Grand Budapest Hostel

Ungarn – wenn ich das schon höre, denke ich an Urlaub, Kultur und die Geschichten, die meine Mutter mir immer als Kind erzählt hat. Geschichten vom Balaton und den besten Pfirsichen der Welt. Geschichten über die Wasserrutsche, die so viel gekostet hat. Geschichten von unfairen Wechselkursen, weil man im Osten nur 1 zu 7 wechselte und im Westen 31 bekam. Geschichten von meiner Oma, die heimlich Unterwäsche auf dem Hotelflur verkaufte. Und von dem T-Shirt, das meine Mutter nie bekommen hat.
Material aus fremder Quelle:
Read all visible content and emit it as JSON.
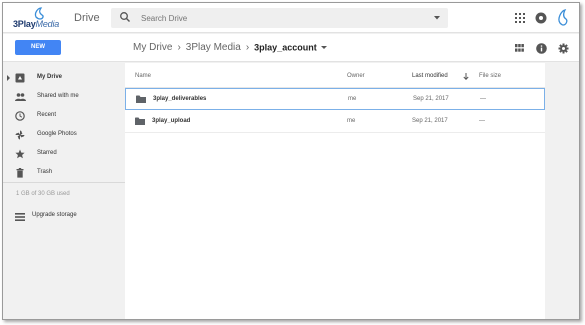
{
  "app": {
    "logo_text_a": "3Play",
    "logo_text_b": "Media",
    "product_name": "Drive"
  },
  "search": {
    "placeholder": "Search Drive"
  },
  "toolbar": {
    "new_label": "NEW"
  },
  "breadcrumb": {
    "root": "My Drive",
    "middle": "3Play Media",
    "current": "3play_account"
  },
  "sidebar": {
    "items": [
      {
        "label": "My Drive",
        "icon": "drive-icon"
      },
      {
        "label": "Shared with me",
        "icon": "people-icon"
      },
      {
        "label": "Recent",
        "icon": "clock-icon"
      },
      {
        "label": "Google Photos",
        "icon": "pinwheel-icon"
      },
      {
        "label": "Starred",
        "icon": "star-icon"
      },
      {
        "label": "Trash",
        "icon": "trash-icon"
      }
    ],
    "storage_text": "1 GB of 30 GB used",
    "upgrade_label": "Upgrade storage"
  },
  "files": {
    "headers": {
      "name": "Name",
      "owner": "Owner",
      "last_modified": "Last modified",
      "file_size": "File size"
    },
    "rows": [
      {
        "name": "3play_deliverables",
        "owner": "me",
        "modified": "Sep 21, 2017",
        "size": "—"
      },
      {
        "name": "3play_upload",
        "owner": "me",
        "modified": "Sep 21, 2017",
        "size": "—"
      }
    ]
  },
  "colors": {
    "accent": "#4285f4",
    "selection_border": "#7bb0e8"
  }
}
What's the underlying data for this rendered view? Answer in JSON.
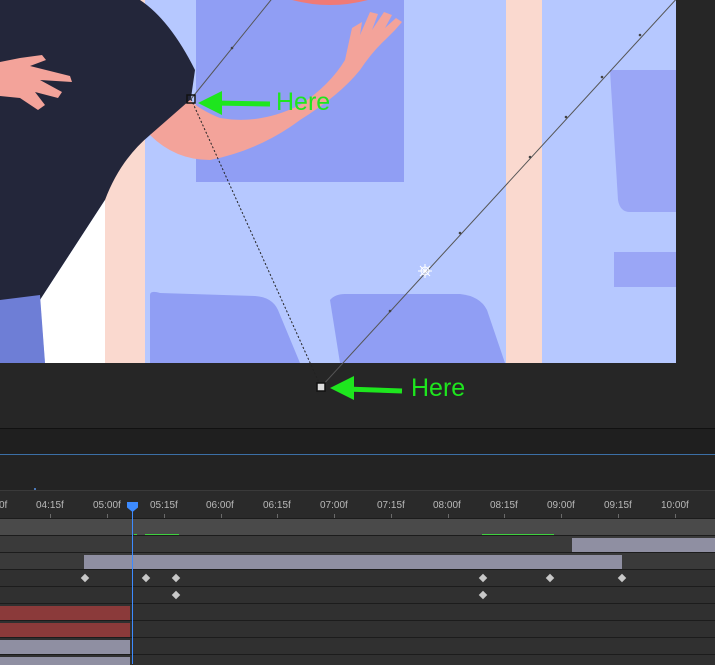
{
  "annotations": {
    "top_label": "Here",
    "bottom_label": "Here",
    "arrow_color": "#1ee61e"
  },
  "timeline": {
    "ruler_ticks": [
      "0f",
      "04:15f",
      "05:00f",
      "05:15f",
      "06:00f",
      "06:15f",
      "07:00f",
      "07:15f",
      "08:00f",
      "08:15f",
      "09:00f",
      "09:15f",
      "10:00f"
    ],
    "playhead_color": "#3d8bff"
  },
  "colors": {
    "sky": "#b6c8ff",
    "window": "#909ef4",
    "pillar": "#fad9cf",
    "shirt": "#23263a",
    "skin": "#f3a39a",
    "clip_red": "#8b3a3a",
    "clip_gray": "#8f8fa2"
  }
}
Irgendwie klingt Ungarn in ihren Erzählungen immer wie ein außergewöhnlicher Ort. Kein Wunder, dass ich sofort zusage, als ich das Jobangebot aus Budapest bekomme. Wenige Wochen später landet mein Flieger in der Hauptstadt, und ich mache mich auf den Weg zu meinem neuen Arbeitsplatz. Der Weg ist ziemlich lang, aber irgendwie fühle ich mich abenteuerlich. Nicht weit weg vom Zentrum finde ich in einer Seitenstraße schließlich ein kleines goldenes Schild an einem der Eingänge: „Grand Backpackers“.

Durch die schwere Haustür in den Hinterhof, dann die Treppe hoch in den zweiten Stock. Die Stufen sind schon so durchgelaufen, dass der glatt geschliffene Stein sich unter dem Gewicht tausender vergangener Schuhe biegt. Als ich die richtige Tür gefunden habe, suche ich in der Nachricht von Cami nach dem Türcode, darunter die Nachricht „Push!“

Innen werde ich sofort mit einer herzlichen Umarmung von Cami begrüßt: rothaariges Temperament mit dem schönsten Lachen der Welt. Sie zeigt mir das Hostel – Küche, zwei Badezimmer, zwei Schlafsäle, zwei Privatzimmer, der große Gemeinschaftsraum. Dort ist eine riesige Weltkarte an die Wand gemalt, und Cami gibt mir eine Pinnnadel, damit ich meine Heimat markieren kann. Nach kurzem Anpeilen stecke ich sie in den Süden Deutschlands, zwischen hunderte von anderen bunten Pins aus aller Welt.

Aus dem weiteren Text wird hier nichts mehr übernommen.